Recently Nicky Morgan, MP for Loughborough, made a fly-in visit to the University of Birmingham to speak to the Conservative Society. Here’s what she had to say…


Mrs. Morgan began her talk by stating, perhaps a little unnecessarily, that UK politics is in an “interesting place” – it has developed in an unpredictable direction, and that if she were to have a crystal ball it would be very hazy, to say the least – “even the top political commentators don’t know what’s going to happen next”, she remarked.

However, even in such a climate, the day-to-day of politics must plough on; Morgan spent some time explaining her project, the Inclusive Economy Partnership, which envisages an economy where the more affluent “takes everyone with us”. This includes, as some might be relieved to hear, a focus on mental health, as well as a “transition to work” programme that helps young people (students or otherwise) break into an overly competitive job market. In addition to this, Morgan wants to help create an economic atmosphere that drives growth, making an overture to Britain’s world-leading status in the realm of tech start-ups, including scientists’ work on artificial intelligence, and Britain’s incredible film and theatre industry.

On the back of this, Morgan was clear to stress that technology can be a boon and a concern, placing particular emphasis on the question of regulating “certain platforms” to limit its harm on users. No doubt she had in mind Facebook and Twitter, but avoided any nanny-state references to the “video game and violence” controversies.

Morgan, moving on from this, began to talk about Britain’s future role in the world, and the debate that Brexit has unleashed. Commenting, “direct democracy cuts across across representative democracy”, Morgan noted that more voters now identify themselves by the epithets “Leaver” or “Remainer” than by the traditional party allegiances. Despite her own stance as a Remainer before the referendum, Morgan argued that Brexit ought to be a chance to make Britain a “truly international country”, focusing on our soft power abilities, and the fact that cultural links carry on where political talks have maybe failed. Indeed, Britain’s cultural role across the world remains strong, and it is nice to know that even as our political leaders make fools of themselves, Britain remains iconic for many people around the globe.

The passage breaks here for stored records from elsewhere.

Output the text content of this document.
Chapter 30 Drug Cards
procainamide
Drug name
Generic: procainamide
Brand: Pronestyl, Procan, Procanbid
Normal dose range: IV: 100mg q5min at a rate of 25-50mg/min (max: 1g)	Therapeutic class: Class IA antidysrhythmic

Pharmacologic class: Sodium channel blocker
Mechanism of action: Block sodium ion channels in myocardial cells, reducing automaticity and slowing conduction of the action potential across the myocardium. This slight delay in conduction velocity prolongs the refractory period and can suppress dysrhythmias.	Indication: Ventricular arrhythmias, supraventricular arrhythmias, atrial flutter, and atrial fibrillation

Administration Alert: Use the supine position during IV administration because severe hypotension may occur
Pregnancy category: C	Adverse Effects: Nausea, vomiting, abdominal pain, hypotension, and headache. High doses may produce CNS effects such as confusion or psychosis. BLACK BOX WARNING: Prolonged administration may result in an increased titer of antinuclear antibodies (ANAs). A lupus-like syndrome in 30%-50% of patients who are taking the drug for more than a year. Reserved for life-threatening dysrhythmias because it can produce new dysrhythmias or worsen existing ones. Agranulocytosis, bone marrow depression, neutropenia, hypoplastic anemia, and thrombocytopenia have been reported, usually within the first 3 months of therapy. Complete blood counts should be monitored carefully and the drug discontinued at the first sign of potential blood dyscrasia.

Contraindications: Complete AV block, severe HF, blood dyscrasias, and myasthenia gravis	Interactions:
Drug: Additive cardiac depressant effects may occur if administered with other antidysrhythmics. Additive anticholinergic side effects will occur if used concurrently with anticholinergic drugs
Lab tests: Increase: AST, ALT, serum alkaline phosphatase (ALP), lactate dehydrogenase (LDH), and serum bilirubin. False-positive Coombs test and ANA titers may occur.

Concluding her talk, Morgan did take a moment to lament the increased abuse her and her colleagues have experienced online, noting that she personally has had three convictions against online harassers. “I have no doubt that we are watching history play out”, she finished.

Though Mrs. Morgan’s talk was brief (due to the nature of her visit), there was an extensive Q&A session that followed. Below is a select list of those questions Mrs. Morgan had time to answer.


Is the BBC still impartial?

As Secretary of State for Digital, Culture, Media and Sport, Morgan said she was careful not to pass judgement on the nature of the BBC, but commented that the senior executives in the organisation take their impartiality “very, very seriously”. She also noted that as she has emails from people implicating the BBC is both left- or right-biased, she likes to think that they’re “probably doing the right thing”. Also, she commented, Britain has a fantastic asset in the BBC, given its global standing and reputation, and we need to be aware of that.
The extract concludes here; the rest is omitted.